O director da ADRA (Acção para o Desenvolvimento Rural e Ambiente), Belarmino Jelembi, entende que “a situação da agricultura é muito crítica e precisa de uma intervenção em outras variáveis” como na “facilidade de financiamento de longo prazo porque não apresenta resultados imediatos” e no seguro agrícola.

Por sua vez, José Maria Dumbo, presidente da cooperativa dos agricultores do Huambo, propõe um “rigoroso controlo” para se identificar quem na verdade é agricultor ou pescador. Sugere, por isso, que ambos os ministérios credenciem quem tem máquinas que justifiquem a subvenção ao combustível “para que não apareçam oportunistas”. Para este líder associativo, “sem combustíveis, não há agricultura mecanizada e, sem essa, os resultados serão apenas virados ao consumo e não para a comercialização”.

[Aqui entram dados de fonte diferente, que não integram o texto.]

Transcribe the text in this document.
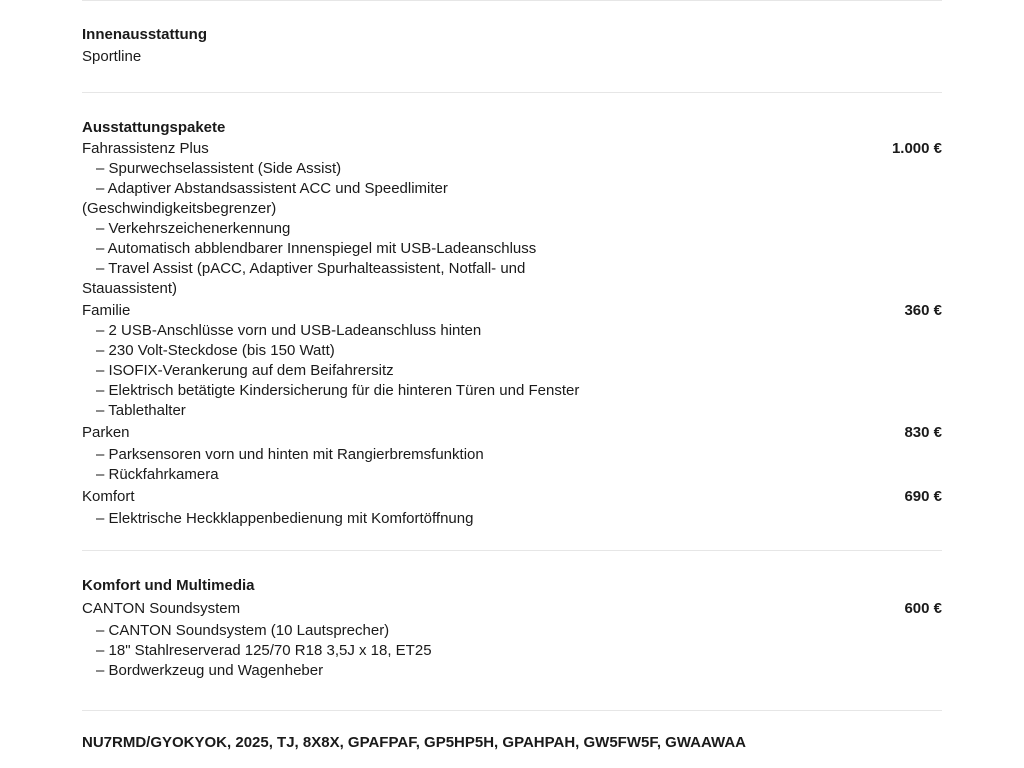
Innenausstattung
Sportline
Ausstattungspakete
Fahrassistenz Plus	1.000 €
– Spurwechselassistent (Side Assist)
– Adaptiver Abstandsassistent ACC und Speedlimiter
(Geschwindigkeitsbegrenzer)
– Verkehrszeichenerkennung
– Automatisch abblendbarer Innenspiegel mit USB-Ladeanschluss
– Travel Assist (pACC, Adaptiver Spurhalteassistent, Notfall- und
Stauassistent)
Familie	360 €
– 2 USB-Anschlüsse vorn und USB-Ladeanschluss hinten
– 230 Volt-Steckdose (bis 150 Watt)
– ISOFIX-Verankerung auf dem Beifahrersitz
– Elektrisch betätigte Kindersicherung für die hinteren Türen und Fenster
– Tablethalter
Parken	830 €
– Parksensoren vorn und hinten mit Rangierbremsfunktion
– Rückfahrkamera
Komfort	690 €
– Elektrische Heckklappenbedienung mit Komfortöffnung
Komfort und Multimedia
CANTON Soundsystem	600 €
– CANTON Soundsystem (10 Lautsprecher)
– 18" Stahlreserverad 125/70 R18 3,5J x 18, ET25
– Bordwerkzeug und Wagenheber
NU7RMD/GYOKYOK, 2025, TJ, 8X8X, GPAFPAF, GP5HP5H, GPAHPAH, GW5FW5F, GWAAWAA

O empresário José Macedo, administrador da Agrolider, defende mais medidas para que reflictam as necessidades do sector, mas alerta ser preciso “sair do papel e passar a acções concretas”.

O gestor do ramo agro-industrial gostava que a agricultura fosse olhada “com mais importância”, lembrando que, em Angola, ainda há muita agricultura de subsistência. Daí que proponha que se aposte na agricultura empresarial. “A agricultura deve ser vista com outros olhos, talvez com um orçamento mais gordo, contrariamente aos anos anteriores”, defende.

Os operadores lembram ainda que algumas das medidas propostas no plano “são velhas”. O plano preconiza, entre outras medidas, implementar um sistema de crédito fiscal pós-produção, um modelo de subsídio ao combustível orientado para a agricultura, pesca e alguma indústria transformadora, o aumento da produção e o reforço da capacidade institucional e técnica dos órgãos de fomento agrícola. Além disso, prevê a revisão de todo o sistema de gestão de infra-estruturas de irrigação, de forma a optimizar o seu rendimento.

Acelerar a produção de sementes e actualizar o estudo sobre o seguro agrícola e estimular as seguradoras a terem em carteira uma percentagem mínima alocada a este seguro também constam do plano.

Outras medidas passam pela dinamização da produção do algodão, cana-de-açúcar, girassol, café, palmar e cacau, promovendo a sua articulação com a indústria, pela revisão do sistema de gestão e pelo redimensionamento das fazendas de média e grande escalas e a melhoria dos acordos de partilha da produção das pescas, privilegiando os interesses nacionais.

O Plano Intercalar foi apresentado em Outubro com a previsão de concluir a implementação destas medidas até Março.